Zakończył się proces w sprawie wypadku Beaty Szydło w Oświęcimiu w lutym 2017 roku. Dziś o godz. 14 sąd ogłosił wyrok dla kierowcy fiata seicento.
Jak podała dziennikarka Radia Kraków Dominika Kossakowska Sąd Rejonowy w Oswiecimiu orzekł dziś, ze Sebastian Kościelnik nieumyślnie naruszył zasady ruchu drogowego. Kolumna BOR, zdaniem sądu, poruszała się emitując jedynie sygnały świetlne, nie dźwiękowe oraz również naruszyła zasady ruchu drogowego. Sąd jednak warunkowo umorzył karę. Kierowca ma zapłacić nawiązkę w wysokości tysiąca złotych.
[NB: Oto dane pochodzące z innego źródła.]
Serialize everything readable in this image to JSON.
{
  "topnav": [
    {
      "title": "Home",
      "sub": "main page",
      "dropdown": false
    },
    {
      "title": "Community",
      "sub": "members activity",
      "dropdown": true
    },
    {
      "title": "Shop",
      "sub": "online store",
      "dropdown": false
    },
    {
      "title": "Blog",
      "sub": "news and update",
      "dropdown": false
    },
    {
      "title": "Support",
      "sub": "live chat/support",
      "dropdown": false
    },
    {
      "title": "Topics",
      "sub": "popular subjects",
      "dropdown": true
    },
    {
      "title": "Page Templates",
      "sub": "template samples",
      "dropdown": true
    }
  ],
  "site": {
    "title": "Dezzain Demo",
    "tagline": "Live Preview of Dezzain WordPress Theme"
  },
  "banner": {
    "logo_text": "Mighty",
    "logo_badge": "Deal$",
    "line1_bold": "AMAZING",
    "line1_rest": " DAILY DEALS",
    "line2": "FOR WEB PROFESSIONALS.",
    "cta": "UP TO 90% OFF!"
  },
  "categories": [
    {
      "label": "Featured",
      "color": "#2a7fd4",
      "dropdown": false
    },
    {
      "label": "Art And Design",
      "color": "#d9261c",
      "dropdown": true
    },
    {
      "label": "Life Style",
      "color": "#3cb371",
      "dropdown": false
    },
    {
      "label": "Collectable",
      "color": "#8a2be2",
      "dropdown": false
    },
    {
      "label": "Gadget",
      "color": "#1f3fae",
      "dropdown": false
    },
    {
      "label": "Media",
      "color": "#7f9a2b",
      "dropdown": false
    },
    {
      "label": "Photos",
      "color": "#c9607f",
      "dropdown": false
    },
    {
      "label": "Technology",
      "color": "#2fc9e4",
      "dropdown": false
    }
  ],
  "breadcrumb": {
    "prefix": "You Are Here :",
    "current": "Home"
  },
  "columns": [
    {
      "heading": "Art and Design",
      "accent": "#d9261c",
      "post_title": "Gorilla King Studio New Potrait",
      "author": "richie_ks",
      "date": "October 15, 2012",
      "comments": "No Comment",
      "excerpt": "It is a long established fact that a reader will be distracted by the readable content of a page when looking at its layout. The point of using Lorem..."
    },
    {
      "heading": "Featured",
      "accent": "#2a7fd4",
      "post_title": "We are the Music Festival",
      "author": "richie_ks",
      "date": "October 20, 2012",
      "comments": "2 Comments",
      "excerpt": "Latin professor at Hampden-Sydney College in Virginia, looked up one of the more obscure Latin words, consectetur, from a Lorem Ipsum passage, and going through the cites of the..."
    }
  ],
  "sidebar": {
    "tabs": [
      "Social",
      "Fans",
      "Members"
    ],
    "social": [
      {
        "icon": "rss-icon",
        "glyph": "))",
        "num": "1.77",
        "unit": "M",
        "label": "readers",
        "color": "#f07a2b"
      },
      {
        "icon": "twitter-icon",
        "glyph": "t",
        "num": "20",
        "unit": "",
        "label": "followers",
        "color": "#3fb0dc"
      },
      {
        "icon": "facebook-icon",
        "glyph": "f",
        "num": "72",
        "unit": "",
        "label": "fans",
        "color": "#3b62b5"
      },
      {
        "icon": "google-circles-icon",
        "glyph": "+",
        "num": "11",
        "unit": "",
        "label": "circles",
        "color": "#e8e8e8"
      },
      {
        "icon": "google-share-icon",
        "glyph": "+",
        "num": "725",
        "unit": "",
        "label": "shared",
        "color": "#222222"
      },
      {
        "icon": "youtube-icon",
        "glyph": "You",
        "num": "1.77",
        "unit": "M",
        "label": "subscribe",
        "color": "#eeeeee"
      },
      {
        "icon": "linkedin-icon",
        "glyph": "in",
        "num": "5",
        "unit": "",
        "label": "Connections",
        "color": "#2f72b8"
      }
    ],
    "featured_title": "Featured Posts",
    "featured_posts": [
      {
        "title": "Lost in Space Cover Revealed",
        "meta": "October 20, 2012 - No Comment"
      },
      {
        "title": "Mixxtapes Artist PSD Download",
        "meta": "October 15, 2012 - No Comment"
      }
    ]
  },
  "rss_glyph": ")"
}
Został jednak zwolniony z opłaty kosztów sądowych.
Sąd Rejonowy w Oswiecimiu orzekł, ze Sebastian Koscielnik nieumyślne naruszył zasady ruchu drogowego. Kolumna BOR, zdaniem sądu, poruszała się emitując jedynie sygnały świetlne, nie dźwiękowe oraz naruszyła zasady ruchu drogowego. Sad warunkowo umarza karę. Kier. ma zapłacić
— Dominika Kossakowska (@d_kossakowska) July 9, 2020
***
Prokurator wnosił o uznanie Sebastiana Kościelnika, którego seicento zderzyło się z rządową limuzyną, za winnego.
– Wniosłem za uznanie oskarżonego za winnego popełnienia zarzucanego mu czynu i wymierzenie mu kary jednego roku ograniczenia wolności z obowiązkiem wykonywania nieodpłatnej nadzorowanej pracy na cel społeczny w wymiarze 20 godzin miesięcznie. Taka jest ocena prokuratury co do potrzeb wychowania przede wszystkim oskarżonego - jest on młodociany, więc kara w pierwszej kolejności ma go wychować – stwierdził prokurator Rafał Babiński.
Oskarżony Sebastian Kościelnik był zdziwiony niskim wymiarem proponowanej kary, choć czuje się niewinny.
– Chciałbym, żeby to wszystko zostało umorzone, żebym został uniewinniony, ale to sąd jutro zdecyduje, jak to się potoczy. Troszkę jestem zaskoczony, że to tylko ograniczenie - spodziewałem się wyższego wniosku – mówił po rozprawie.
Wyrok w sprawie ma zostać ogłoszony dzisiaj o godzinie 14.